# New Plumbing Zone iPhone / iPad App... (Android Coming Soon)



## Nathan (Jun 11, 2008)

I'm excited to announce our new iPhone app :thumbsup:

This app makes it fun and easy to access the site while you're on the job. You can also take pictures with your phone and attach them directly to a thread. 

The app is free and you can download it directly from your phone. Just open up the app store and search for "*Plumbing Zone*" and you'll find the app. Then just click install. You can also go to www.plumbingzone.com on your iPhone or iPad and it should direct you directly to the app.

Once it's installed, you'll have a new icon on your phone for the forum Forum. Click it and you'll be ready to go. Here are some screen shots.
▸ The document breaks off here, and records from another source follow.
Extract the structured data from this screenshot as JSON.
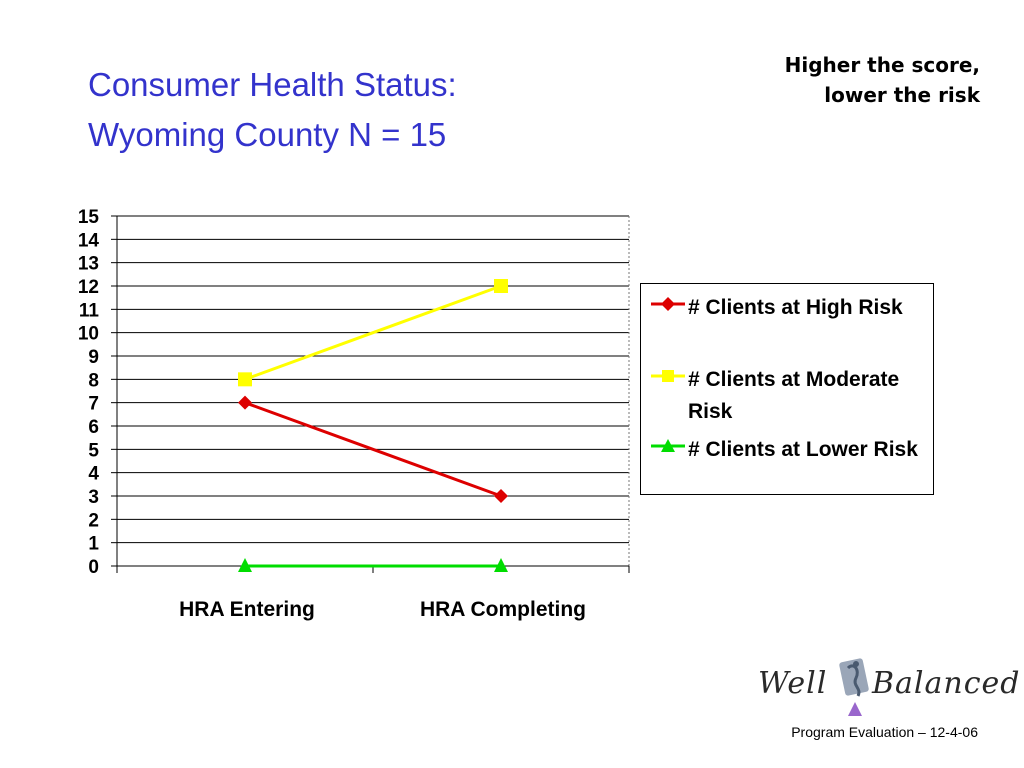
{
  "slide": {
    "title_lines": [
      "Consumer Health Status:",
      "Wyoming County N = 15"
    ],
    "note_lines": [
      "Higher the score,",
      "lower the risk"
    ],
    "footer": "Program Evaluation – 12-4-06"
  },
  "logo": {
    "word_left": "Well",
    "word_right": "Balanced"
  },
  "chart_data": {
    "type": "line",
    "title": "",
    "xlabel": "",
    "ylabel": "",
    "categories": [
      "HRA Entering",
      "HRA Completing"
    ],
    "ylim": [
      0,
      15
    ],
    "yticks": [
      "0",
      "1",
      "2",
      "3",
      "4",
      "5",
      "6",
      "7",
      "8",
      "9",
      "10",
      "11",
      "12",
      "13",
      "14",
      "15"
    ],
    "grid": true,
    "legend_position": "right",
    "series": [
      {
        "name": "# Clients at High Risk",
        "values": [
          7,
          3
        ],
        "color": "#dd0000",
        "marker": "diamond"
      },
      {
        "name": "# Clients at Moderate Risk",
        "values": [
          8,
          12
        ],
        "color": "#ffff00",
        "marker": "square"
      },
      {
        "name": "# Clients at Lower Risk",
        "values": [
          0,
          0
        ],
        "color": "#00dd00",
        "marker": "triangle"
      }
    ]
  }
}
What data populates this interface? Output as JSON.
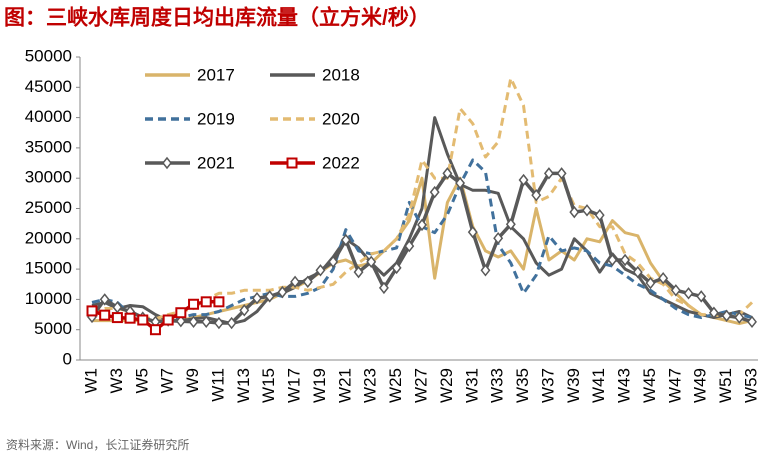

PLEASE NOTE, THESE IMAGES ARE FOR CONTRACTORTALK.COM BUT THIS SITES APP WORKS THE SAME.


----------



## Nathan (Jun 11, 2008)

*One setting I recommend you change is the image quality. This setting is found in the iPhone settings > PlumbingZone > Attachment Quality*


----------



## user2090 (Sep 26, 2009)

Just got it this afternoon. Thanks.


----------



## Optimus Primer (May 20, 2009)

How soon for the android app


----------



## Nathan (Jun 11, 2008)

A couple weeks.


----------



## SewerRatz (Apr 25, 2009)

Is there going to be a blackberry app?


----------



## Nathan (Jun 11, 2008)

Not sure yet.


----------



## Optimus Primer (May 20, 2009)

I just downloaded it for my itouch and was looking through the screen shots and noticed my user name wasn't shown. I think for the android app screen shots it should be.:whistling2:


----------



## Protech (Sep 22, 2008)

we need the droid version!

sent from my droid x


----------



## GREENPLUM (Jul 27, 2008)

i can see the zone just fine without it ,,, thanks to my Droid X


----------



## ckoch407 (Sep 30, 2009)

Just logged on with my iPhone and the app notification popped up so I downloaded it. So far it looks pretty cool.


----------



## Protech (Sep 22, 2008)

Me too. But the app would be faster.



GREENPLUM said:


> i can see the zone just fine without it ,,, thanks to my Droid X


----------



## Nathan (Jun 11, 2008)

Droid app is coming for sure and is already in testing. We will have it soon.


----------



## ckoch407 (Sep 30, 2009)

Not complaining but here's a review:

Pros: a little faster and easier to navigate than full site on mobile device. Looks like it will be easy to load pictures direct from device. 

Cons:
Missing lots of much used features. Emoticons, Thank post, unable to unsubscribe threads from "Subcribed Threads" section. Can't edit profile or add pics to albums from app.


----------



## Proud Plumber (Sep 15, 2008)

Nathan said:


> Not sure yet.


Please dont forget about us Black berry folks Nathan


----------



## Protech (Sep 22, 2008)

The current droid version sucks. Luckily, I can just go to the browser and view the PZ in "normal mode".

Problems with the droid app: 

Attached pictures do not load. All I get is a black square where the picture is supposed to be.

No emoticons show up.


----------



## Protech (Sep 22, 2008)

Also, when you try to view recent activity, the original post shows up instead of the newest post. That sort of defeats the purpose of using said function. 

Yet another problem, I can't seem to post replies perhaps this is just me being stupid, but I can't find out how to post using the droid app.


----------



## plumbpro (Mar 10, 2010)

Protech said:


> The current droid version sucks. Luckily, I can just go to the browser and view the PZ in "normal mode".
> 
> Problems with the droid app:
> 
> ...


Ditto for Iphone


----------



## Chris3topher271 (Jun 13, 2014)

Was the app removed from the App Store?


----------